Leichtathletik
Der kriminelle Diack-Clan

Familiensache: Der ehemalige Präsident des Leichtathletik-Weltverbandes Lamine Diack machte mit seinen Söhnen krumme Geschäfte, um sich zu bereichern. Bild: dpa

Amsterdam. Das Thema Doping bestimmt vor den Olympischen Spielen in Rio de Janeiro weiter die Schlagzeilen. Nicht zur Ruhe kommt vor allem der Leichtathletik-Weltverband IAAF, der in einer ARD-Dokumentation sehen konnte, wie perfide der Clan des früheren Präsidenten Lamine Diack den Doping-Betrug betrieb. Ein weiterer ARD-Film zeigte am Samstag, dass es in Kenia weiterhin nicht sauber läuft.

Söhne als Erpresser


Im Skandal um die Vertuschung von Dopingproben sind in einer ARD-Doku Belege für Schmiergeldforderungen durch Söhne des früheren IAAF-Präsidenten Lamine Diack präsentiert worden. Demnach haben Massata und Halil Diack von der türkischen Läuferin Asli Cakir Alptekin bis zu 650 000 Euro gefordert, um 2012 eine positive Dopingprobe von ihr verschwinden zu lassen. Alptekin war in dem Jahr Olympiasiegerin und Europameisterin über 1500 Meter geworden.

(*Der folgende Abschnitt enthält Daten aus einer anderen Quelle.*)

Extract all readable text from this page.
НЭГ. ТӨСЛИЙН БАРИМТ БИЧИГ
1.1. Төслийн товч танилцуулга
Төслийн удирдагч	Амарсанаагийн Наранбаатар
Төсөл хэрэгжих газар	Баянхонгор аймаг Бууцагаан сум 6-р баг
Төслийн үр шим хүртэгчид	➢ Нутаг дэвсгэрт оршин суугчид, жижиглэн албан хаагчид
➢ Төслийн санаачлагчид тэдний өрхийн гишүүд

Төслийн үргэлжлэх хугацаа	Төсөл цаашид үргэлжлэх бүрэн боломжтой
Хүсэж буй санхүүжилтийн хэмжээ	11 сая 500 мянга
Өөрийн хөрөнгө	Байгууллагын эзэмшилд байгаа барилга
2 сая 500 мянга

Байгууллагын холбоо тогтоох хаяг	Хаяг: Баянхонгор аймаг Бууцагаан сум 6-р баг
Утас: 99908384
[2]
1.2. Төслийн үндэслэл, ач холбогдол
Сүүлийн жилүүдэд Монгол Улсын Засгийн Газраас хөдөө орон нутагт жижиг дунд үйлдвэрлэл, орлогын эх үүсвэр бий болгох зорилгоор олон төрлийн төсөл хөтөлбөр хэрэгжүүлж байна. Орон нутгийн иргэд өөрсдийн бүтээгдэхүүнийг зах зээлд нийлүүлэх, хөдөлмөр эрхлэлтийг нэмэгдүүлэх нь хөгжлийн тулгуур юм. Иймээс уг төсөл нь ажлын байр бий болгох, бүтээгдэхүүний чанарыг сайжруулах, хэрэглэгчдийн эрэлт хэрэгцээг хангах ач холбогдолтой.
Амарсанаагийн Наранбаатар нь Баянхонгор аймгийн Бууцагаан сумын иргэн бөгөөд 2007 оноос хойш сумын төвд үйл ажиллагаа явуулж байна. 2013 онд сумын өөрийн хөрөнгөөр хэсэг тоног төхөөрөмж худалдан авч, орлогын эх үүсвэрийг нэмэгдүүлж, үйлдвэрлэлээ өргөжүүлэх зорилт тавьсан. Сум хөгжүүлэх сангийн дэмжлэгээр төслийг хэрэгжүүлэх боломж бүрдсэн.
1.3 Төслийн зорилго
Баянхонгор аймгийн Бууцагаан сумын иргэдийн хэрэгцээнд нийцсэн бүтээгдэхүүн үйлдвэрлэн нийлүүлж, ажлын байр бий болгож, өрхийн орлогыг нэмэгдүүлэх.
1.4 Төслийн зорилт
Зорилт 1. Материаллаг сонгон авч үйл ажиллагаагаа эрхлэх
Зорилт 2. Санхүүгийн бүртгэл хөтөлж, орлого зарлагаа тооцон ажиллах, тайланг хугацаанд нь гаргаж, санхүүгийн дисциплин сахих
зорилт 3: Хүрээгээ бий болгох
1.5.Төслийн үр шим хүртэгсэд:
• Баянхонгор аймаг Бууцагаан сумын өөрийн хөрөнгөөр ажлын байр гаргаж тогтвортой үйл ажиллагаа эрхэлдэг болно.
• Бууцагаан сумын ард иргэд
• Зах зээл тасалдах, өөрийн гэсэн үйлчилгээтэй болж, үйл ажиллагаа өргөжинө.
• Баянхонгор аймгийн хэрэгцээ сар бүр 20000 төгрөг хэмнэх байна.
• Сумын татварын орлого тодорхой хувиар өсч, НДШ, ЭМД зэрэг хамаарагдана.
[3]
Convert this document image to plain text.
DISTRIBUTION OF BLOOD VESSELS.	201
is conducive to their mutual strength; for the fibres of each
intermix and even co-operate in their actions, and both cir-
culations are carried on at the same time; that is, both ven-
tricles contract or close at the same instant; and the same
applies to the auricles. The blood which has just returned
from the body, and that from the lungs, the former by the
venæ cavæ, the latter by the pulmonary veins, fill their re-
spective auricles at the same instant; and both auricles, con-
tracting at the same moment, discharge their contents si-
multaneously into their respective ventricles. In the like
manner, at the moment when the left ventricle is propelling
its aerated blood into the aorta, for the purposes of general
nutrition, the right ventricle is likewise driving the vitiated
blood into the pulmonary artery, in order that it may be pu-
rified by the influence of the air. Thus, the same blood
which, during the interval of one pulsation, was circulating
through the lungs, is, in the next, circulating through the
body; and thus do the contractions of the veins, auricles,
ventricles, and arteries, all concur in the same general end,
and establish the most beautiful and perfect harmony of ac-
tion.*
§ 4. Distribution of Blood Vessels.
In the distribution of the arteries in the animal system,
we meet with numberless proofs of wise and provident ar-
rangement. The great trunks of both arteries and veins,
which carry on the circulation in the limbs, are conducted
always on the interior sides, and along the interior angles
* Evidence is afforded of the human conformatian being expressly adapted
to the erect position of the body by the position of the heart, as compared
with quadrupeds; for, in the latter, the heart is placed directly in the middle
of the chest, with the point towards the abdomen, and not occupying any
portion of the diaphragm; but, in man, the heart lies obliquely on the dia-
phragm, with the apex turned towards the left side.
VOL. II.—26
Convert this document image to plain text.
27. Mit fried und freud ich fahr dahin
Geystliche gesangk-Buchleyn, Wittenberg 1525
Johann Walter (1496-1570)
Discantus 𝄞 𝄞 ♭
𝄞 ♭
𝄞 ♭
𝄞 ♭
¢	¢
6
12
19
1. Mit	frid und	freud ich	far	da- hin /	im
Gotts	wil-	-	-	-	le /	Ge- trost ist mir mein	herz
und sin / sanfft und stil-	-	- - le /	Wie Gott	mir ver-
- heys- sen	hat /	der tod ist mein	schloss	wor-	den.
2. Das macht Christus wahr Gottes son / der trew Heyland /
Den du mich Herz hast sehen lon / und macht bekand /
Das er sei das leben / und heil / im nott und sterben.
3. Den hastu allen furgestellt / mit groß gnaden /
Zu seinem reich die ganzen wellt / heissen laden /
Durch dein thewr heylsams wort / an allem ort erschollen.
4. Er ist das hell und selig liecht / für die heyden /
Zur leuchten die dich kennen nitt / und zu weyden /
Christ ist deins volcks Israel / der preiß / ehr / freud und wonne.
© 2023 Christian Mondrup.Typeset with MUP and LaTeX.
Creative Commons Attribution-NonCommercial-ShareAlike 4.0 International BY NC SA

Im März 2013 war bekanntgeworden, dass sie wegen Auffälligkeiten im biologischen Blutpass erneut des Dopings überführt wurde. Im August 2015 wurde sie für acht Jahre gesperrt, weil sie 2004 schon wegen Dopings für zwei Jahre verbannt war. In der ARD-Doku vom Samstag gab sie erstmals zu, gedopt zu haben. "Es hat eine Verletzung der Anti-Doping-Regeln gegeben", erklärte Asli Alptekin. Ihre Acht-Jahres-Sperre wurde halbiert, weil sie als Kronzeugin über die Korruption in der IAAF in der Diack-Ära aussagte.

Extra nach Istanbul


Die 30 Jahre alte Athletin behauptet in der ARD-Doku, dass Massata Diack 2012 nach Istanbul gekommen war und das Geld verlangt habe. "Dieses Geld sollte an den Chefmediziner der IAAF, Gabriel Dollé, und einige andere im Verband gehen", sagte sie.

Massata Diack soll bei dem Gespräch mit ihr und ihrem Ehemann Ihsan Alptekin die ursprüngliche Forderung von 650 000 auf 350 000 Euro reduziert haben. Beide behaupten, dies nicht akzeptiert und nicht bezahlt zu haben. Auf die Frage, warum sie bezahlen sollten, soll Massata laut Asli Alptekin geantwortet haben: Das wäre nur so zu lösen. Auf der ganzen Welt würden Spitzensportler so davonkommen.

Tonmitschnitte, die der ARD ungeschnitten vorliegen, belegen, dass Halil Massata die Alptekins zu Bestechungsgeld überreden wollte und dass der einstige IAAF-Präsident offensichtlich die Zentralfigur der Betrügereien gewesen ist. "Lamine Diack ist die Person, die Alptekins Probleme lösen kann", sagte Halil laut Tonmitschnitt. Lamine Diack ist von der französischen Justiz wegen Betrugs angeklagt.

Spritzen in Mülltonnen


Im bekannten kenianischen Höhentrainingslager Iten soll nach einem ARD-Bericht auch mit Doping an Ausdauer und Schnelligkeit gearbeitet werden. Gezeigt wird, wie verbotene Mittel wie EPO und gebrauchte Spritzen in Mülltonnen gefunden wurden. Außerdem wird berichtet, wie einfach Dopingmittel in dem afrikanischen Land zu kaufen sind. "Die neuen kenianischen Läufer, die aus dem Nichts kommen, sind Doper", sagte ein nicht genannter Trainer eines Olympiasiegers der ARD. Kenia war bei der Leichtathletik-WM 2015 die erfolgreichste Nation.